The similarity comparison between private face images generated by this method and by PGGAN, StyleGAN1, and StyleGAN2 and the original face images is shown in Figure 5. In Figure 5, PSNR (Peak Signal to Noise Ratio) is the most common and widely used objective image evaluation index, which is the ratio of the energy of the peak signal to the average energy of the noise. SSIM (Structural Similarity) is a full-reference image quality evaluation index, which measures image similarity from three aspects: brightness, contrast, and structure. CS (Cosine similarity) calculates the angle between two vectors, which can be used to measure the direct similarity of images. The private face images generated by this method have higher SSIM, CS, and PSNR than those created by the other three methods. It indicates that the low-light face images generated by the proposed method are closer to the style of the original images and more real and natural, thus greatly improving the user experience.

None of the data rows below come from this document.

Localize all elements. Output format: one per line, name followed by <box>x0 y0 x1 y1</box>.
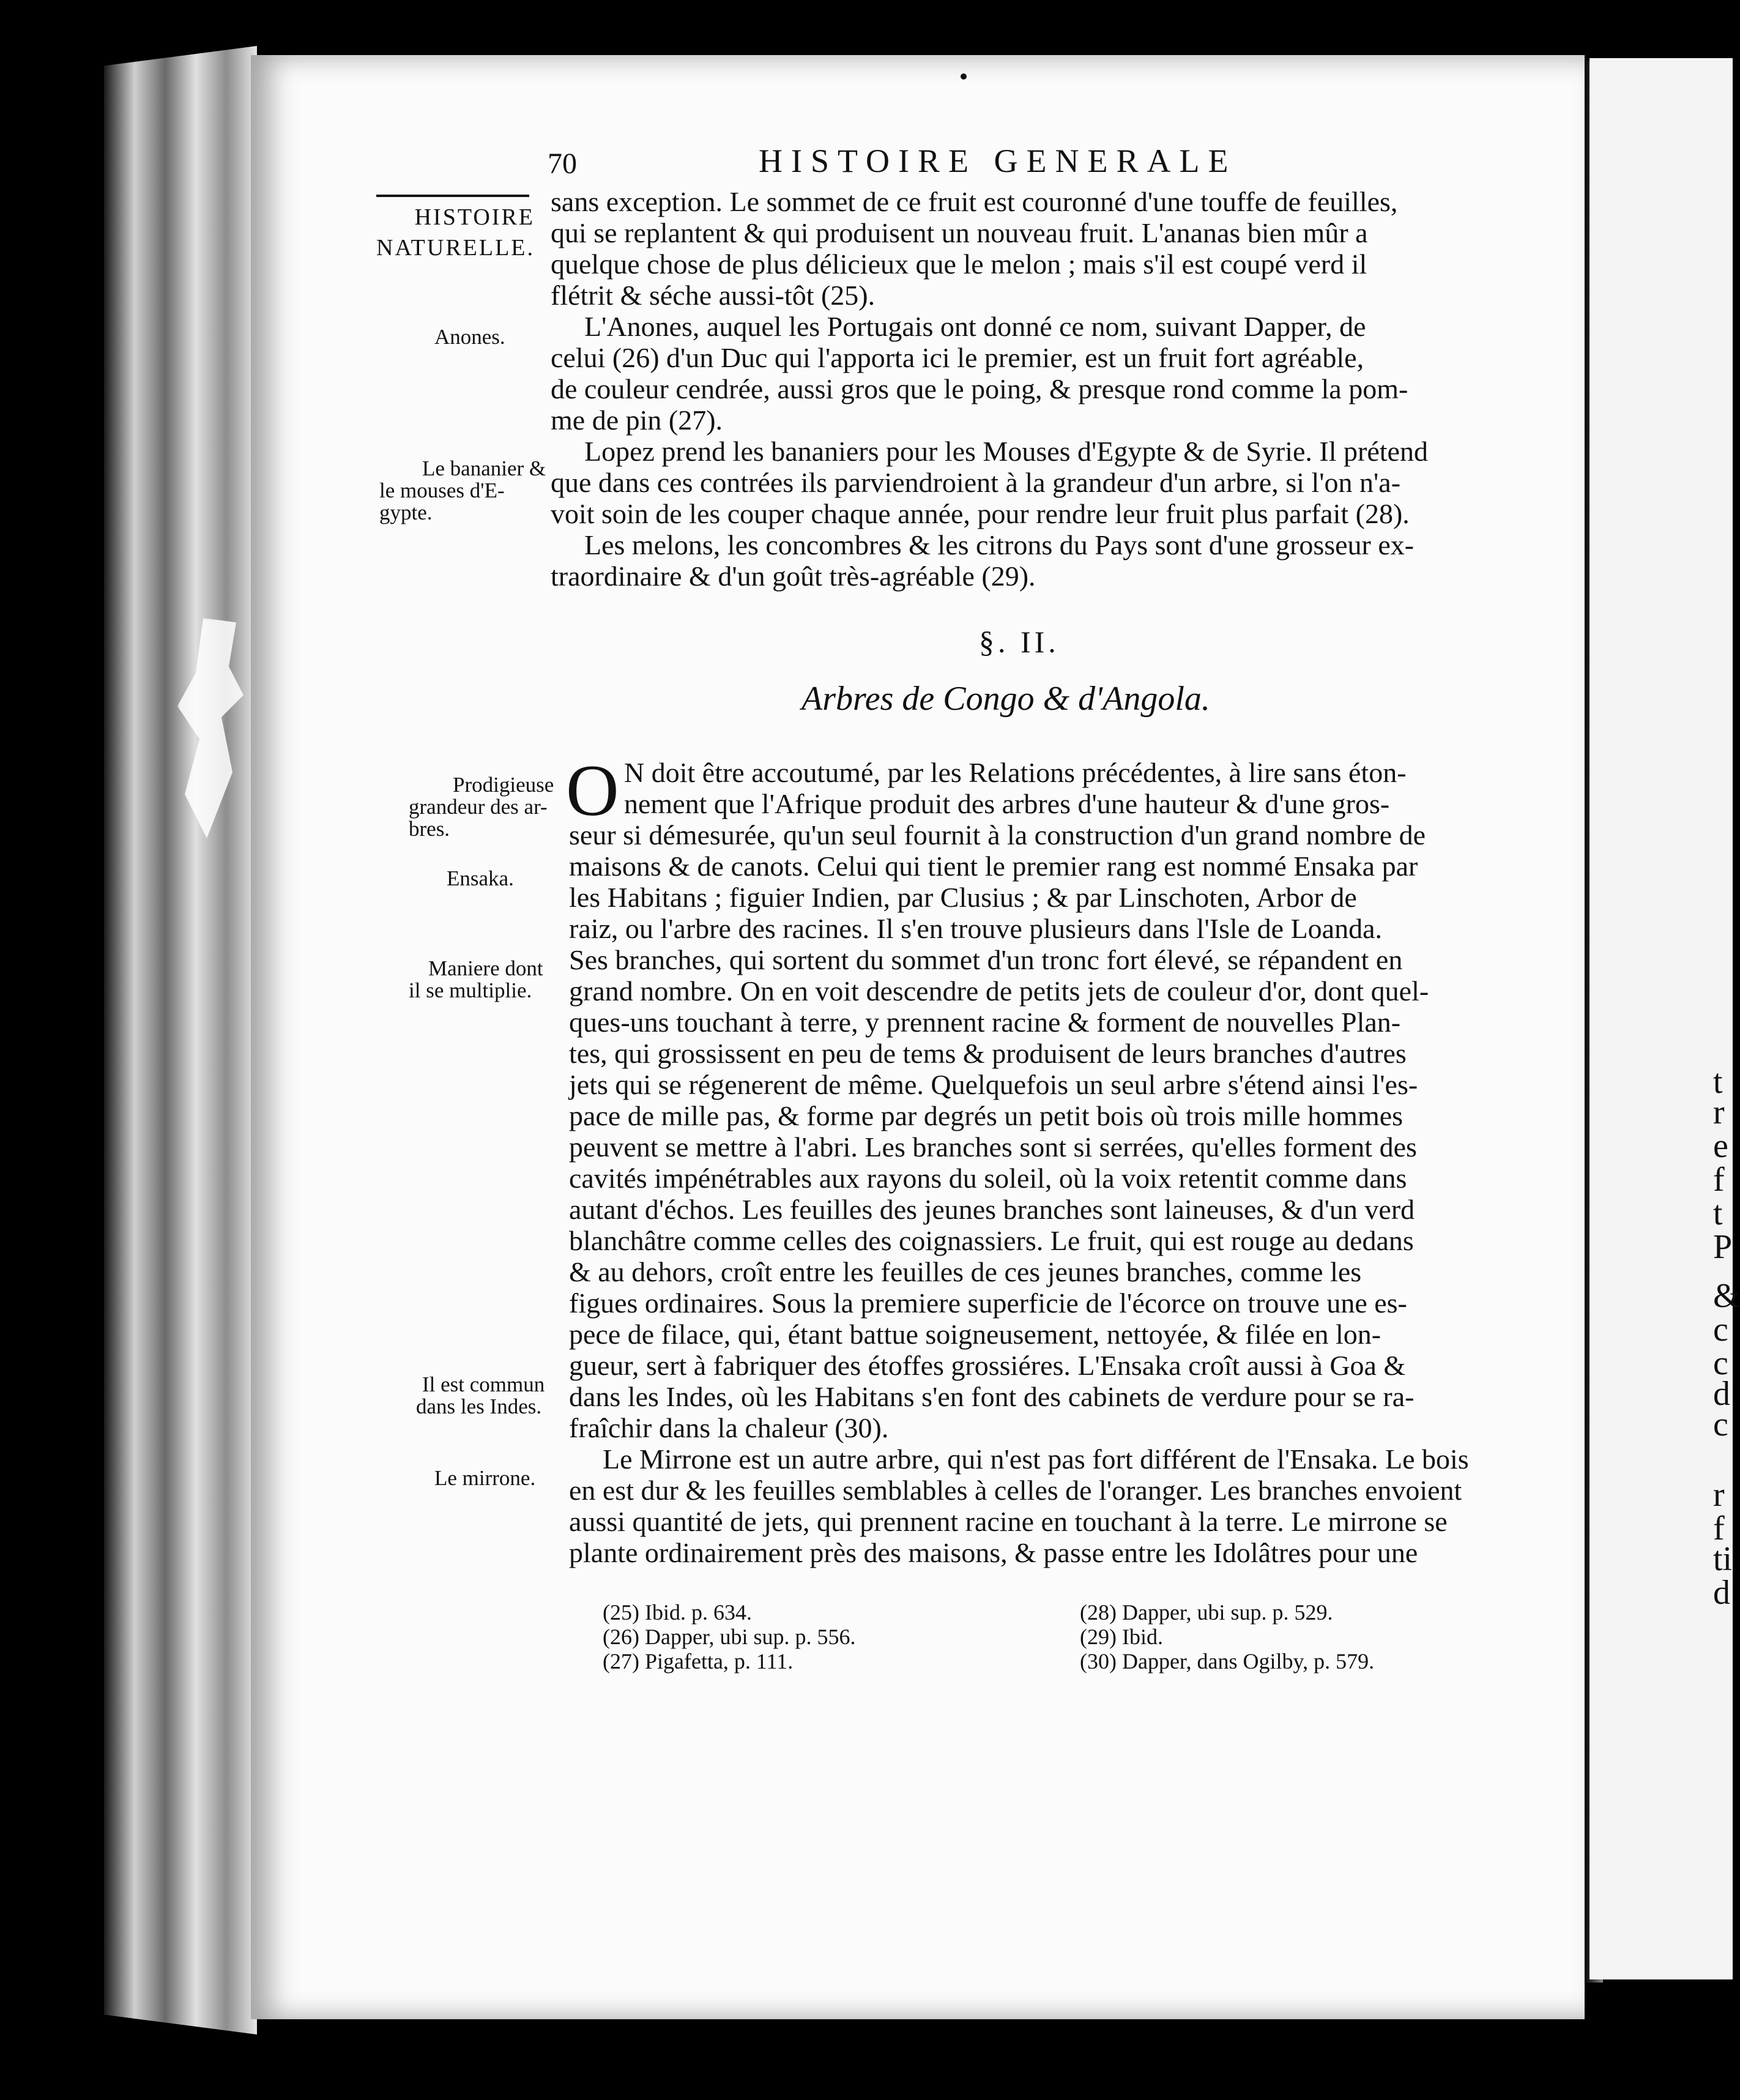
margin-note: Maniere dont <box>428 956 543 980</box>
facing-fragment: c <box>1713 1406 1728 1443</box>
text-line: autant d'échos. Les feuilles des jeunes branches sont laineuses, & d'un verd <box>569 1194 1415 1225</box>
margin-rule <box>376 195 529 197</box>
text-line: blanchâtre comme celles des coignassiers. Le fruit, qui est rouge au dedans <box>569 1225 1414 1256</box>
text-line: seur si démesurée, qu'un seul fournit à la construction d'un grand nombre de <box>569 819 1426 851</box>
margin-section-label <box>376 202 535 263</box>
text-line: Ses branches, qui sortent du sommet d'un tronc fort élevé, se répandent en <box>569 944 1403 975</box>
text-line: flétrit & séche aussi-tôt (25). <box>551 280 876 311</box>
facing-fragment: c <box>1713 1344 1728 1382</box>
footnote: (26) Dapper, ubi sup. p. 556. <box>603 1625 856 1649</box>
footnote: (29) Ibid. <box>1080 1625 1163 1649</box>
text-line: Lopez prend les bananiers pour les Mouses d'Egypte & de Syrie. Il prétend <box>584 436 1428 467</box>
footnote: (27) Pigafetta, p. 111. <box>603 1649 794 1674</box>
facing-fragment: r <box>1713 1476 1725 1514</box>
text-line: L'Anones, auquel les Portugais ont donné ce nom, suivant Dapper, de <box>584 311 1366 342</box>
facing-fragment: d <box>1713 1574 1730 1612</box>
text-line: figues ordinaires. Sous la premiere superficie de l'écorce on trouve une es- <box>569 1287 1407 1319</box>
text-line: traordinaire & d'un goût très-agréable (29). <box>551 560 1036 592</box>
text-line: cavités impénétrables aux rayons du soleil, où la voix retentit comme dans <box>569 1163 1407 1194</box>
drop-cap: O <box>566 750 619 831</box>
text-line: nement que l'Afrique produit des arbres d'une hauteur & d'une gros- <box>624 788 1390 819</box>
margin-note: Prodigieuse <box>453 773 554 797</box>
text-line: pece de filace, qui, étant battue soigneusement, nettoyée, & filée en lon- <box>569 1319 1381 1350</box>
facing-fragment: & <box>1713 1277 1740 1315</box>
text-line: fraîchir dans la chaleur (30). <box>569 1412 889 1443</box>
margin-note: le mouses d'E- <box>379 478 505 502</box>
text-line: & au dehors, croît entre les feuilles de ces jeunes branches, comme les <box>569 1256 1362 1287</box>
text-line: N doit être accoutumé, par les Relations précédentes, à lire sans éton- <box>624 757 1407 788</box>
text-line: en est dur & les feuilles semblables à celles de l'oranger. Les branches envoient <box>569 1475 1462 1506</box>
text-line: sans exception. Le sommet de ce fruit est couronné d'une touffe de feuilles, <box>551 186 1398 217</box>
text-line: gueur, sert à fabriquer des étoffes grossiéres. L'Ensaka croît aussi à Goa & <box>569 1350 1406 1381</box>
margin-note: Le bananier & <box>422 456 546 480</box>
section-heading: Arbres de Congo & d'Angola. <box>801 680 1210 718</box>
margin-note: Ensaka. <box>447 866 514 890</box>
text-line: de couleur cendrée, aussi gros que le poing, & presque rond comme la pom- <box>551 373 1408 404</box>
facing-fragment: e <box>1713 1127 1728 1165</box>
margin-note: dans les Indes. <box>416 1394 542 1418</box>
text-line: aussi quantité de jets, qui prennent racine en touchant à la terre. Le mirrone se <box>569 1506 1448 1537</box>
text-line: dans les Indes, où les Habitans s'en font des cabinets de verdure pour se ra- <box>569 1381 1415 1412</box>
text-line: les Habitans ; figuier Indien, par Clusius ; & par Linschoten, Arbor de <box>569 882 1357 913</box>
facing-fragment: P <box>1713 1228 1733 1266</box>
text-line: ques-uns touchant à terre, y prennent racine & forment de nouvelles Plan- <box>569 1007 1401 1038</box>
facing-fragment: d <box>1713 1375 1730 1413</box>
ink-dot <box>961 73 967 80</box>
body-paragraphs-main <box>569 819 1469 1568</box>
facing-fragment: c <box>1713 1311 1728 1349</box>
text-line: tes, qui grossissent en peu de tems & produisent de leurs branches d'autres <box>569 1038 1407 1069</box>
margin-note: grandeur des ar- <box>409 795 548 819</box>
page-number: 70 <box>548 147 577 180</box>
book-page-edges <box>104 46 257 2035</box>
facing-fragment: f <box>1713 1510 1725 1547</box>
body-paragraphs-top <box>551 186 1428 592</box>
text-line: me de pin (27). <box>551 404 723 436</box>
text-line: Le Mirrone est un autre arbre, qui n'est pas fort différent de l'Ensaka. Le bois <box>603 1443 1469 1475</box>
text-line: maisons & de canots. Celui qui tient le premier rang est nommé Ensaka par <box>569 851 1418 882</box>
text-line: jets qui se régenerent de même. Quelquefois un seul arbre s'étend ainsi l'es- <box>569 1069 1418 1100</box>
facing-fragment: ti <box>1713 1540 1733 1578</box>
margin-note: gypte. <box>379 501 433 524</box>
footnote: (30) Dapper, dans Ogilby, p. 579. <box>1080 1649 1375 1674</box>
text-line: qui se replantent & qui produisent un nouveau fruit. L'ananas bien mûr a <box>551 217 1368 248</box>
margin-note: bres. <box>409 817 450 841</box>
text-line: que dans ces contrées ils parviendroient à la grandeur d'un arbre, si l'on n'a- <box>551 467 1401 498</box>
margin-note: Il est commun <box>422 1372 545 1396</box>
margin-section-line: NATURELLE. <box>376 235 535 261</box>
text-line: voit soin de les couper chaque année, pour rendre leur fruit plus parfait (28). <box>551 498 1410 529</box>
facing-fragment: t <box>1713 1194 1723 1232</box>
margin-note: Anones. <box>434 325 505 349</box>
body-paragraph-dropcap <box>569 757 1407 819</box>
text-line: grand nombre. On en voit descendre de petits jets de couleur d'or, dont quel- <box>569 975 1429 1007</box>
text-line: peuvent se mettre à l'abri. Les branches sont si serrées, qu'elles forment des <box>569 1131 1417 1163</box>
section-number: §. II. <box>979 625 1060 659</box>
margin-note: il se multiplie. <box>409 978 532 1002</box>
footnote: (28) Dapper, ubi sup. p. 529. <box>1080 1600 1333 1625</box>
text-line: pace de mille pas, & forme par degrés un petit bois où trois mille hommes <box>569 1100 1404 1131</box>
facing-fragment: r <box>1713 1093 1725 1131</box>
text-line: celui (26) d'un Duc qui l'apporta ici le premier, est un fruit fort agréable, <box>551 342 1364 373</box>
text-line: raiz, ou l'arbre des racines. Il s'en trouve plusieurs dans l'Isle de Loanda. <box>569 913 1383 944</box>
margin-section-line: HISTOIRE <box>414 204 535 230</box>
text-line: plante ordinairement près des maisons, & passe entre les Idolâtres pour une <box>569 1537 1418 1568</box>
footnote: (25) Ibid. p. 634. <box>603 1600 752 1625</box>
running-title: HISTOIRE GENERALE <box>759 143 1237 179</box>
facing-fragment: t <box>1713 1063 1723 1101</box>
facing-fragment: f <box>1713 1161 1725 1199</box>
facing-page <box>1589 58 1733 1979</box>
margin-note: Le mirrone. <box>434 1466 536 1490</box>
text-line: Les melons, les concombres & les citrons du Pays sont d'une grosseur ex- <box>584 529 1415 560</box>
text-line: quelque chose de plus délicieux que le melon ; mais s'il est coupé verd il <box>551 248 1367 280</box>
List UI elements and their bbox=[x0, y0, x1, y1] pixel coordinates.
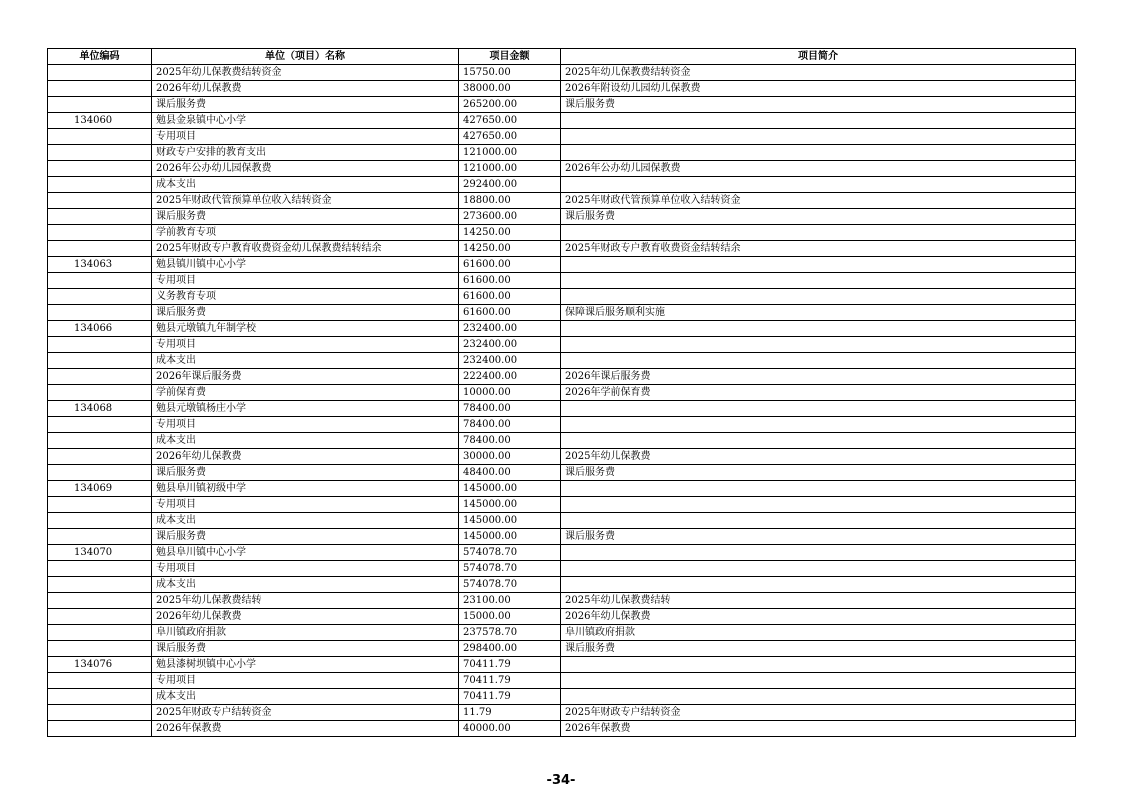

The comparison of the success rate of the proposed method and PGGAN, StyleGAN1, and StyleGAN2 in generating low-light face deidentification images is shown in Figure 6. The success rate of the proposed method in generating low-light private face images is 100 percent, while that of PGGAN is 42.9%, StyleGAN1 is 46.2%, and StyleGAN2 is 68.3%. The front-facing face cropping network of PGGAN, StyleGAN1, and StyleGAN2 cannot completely detect the face area under low light, failing the generation of low-light images sometimes. Or the generated face images are completely black and cannot be recognized, resulting in generation failure. In our method, since the light enhancement network has enhanced the illumination of low-light photos, the front face region interception network is not affected by low light, and the success rate of detecting the face region is 100%. Moreover, under the effect of the light attenuation network, the style of the generated low-light face image is closer to the original face image.

5. Conclusion

This paper puts forward a low-light face image generation method based on deidentification. It overcomes the adverse effects of low light and generates face images of a low-light style, making private face images real and natural and thereby improving the user experience. Meanwhile, it reduces the accuracy of the face recognition network to protect the privacy of users. When IoT devices collect face images for internal storage, or IoT applications transmit face images through an external communication network, even if there is a storage data leakage or a man-in-the-middle attack, the method proposed in this article can effectively prevent the leakage of user privacy. The method in this paper can be applied to various application scenarios of face image collection, and it is an effective supplement to the existing face privacy image methods. In the future, we will do more research on lightweight models in private face image generation and optimize the operating speed to make its application more efficient in edge computing. In addition, there are deidentification methods in many special scenes, such as profile and occlusion, which need to be studied.

Data Availability

The data used to support the findings of this study are available from the corresponding author upon request.

Disclosure

Beibei Dong and Zhenyu Wang are co-first authors.

Conflicts of Interest

The authors declare no conflicts of interest.

Authors’ Contributions

All authors have made a substantial, direct, and intellectual contribution to the work and approved it for publication. Beibei Dong and Zhenyu Wang contributed equally to this work.

Acknowledgments

This research was supported by the Natural Science Foundation of Hebei Province under Grant no. F2021405001, Basic Scientific Research Funds Projects of Hebei North University under Grant no. JYT2020029, the Three Three Three Talent Project Funding Project in Hebei Province under Grant no. A202001017, the General Project of Hebei North University under Grant no. XJ2021005, and Innovation and Entrepreneurship Training Program for College Students in Hebei Province under Grant no. S202110092017.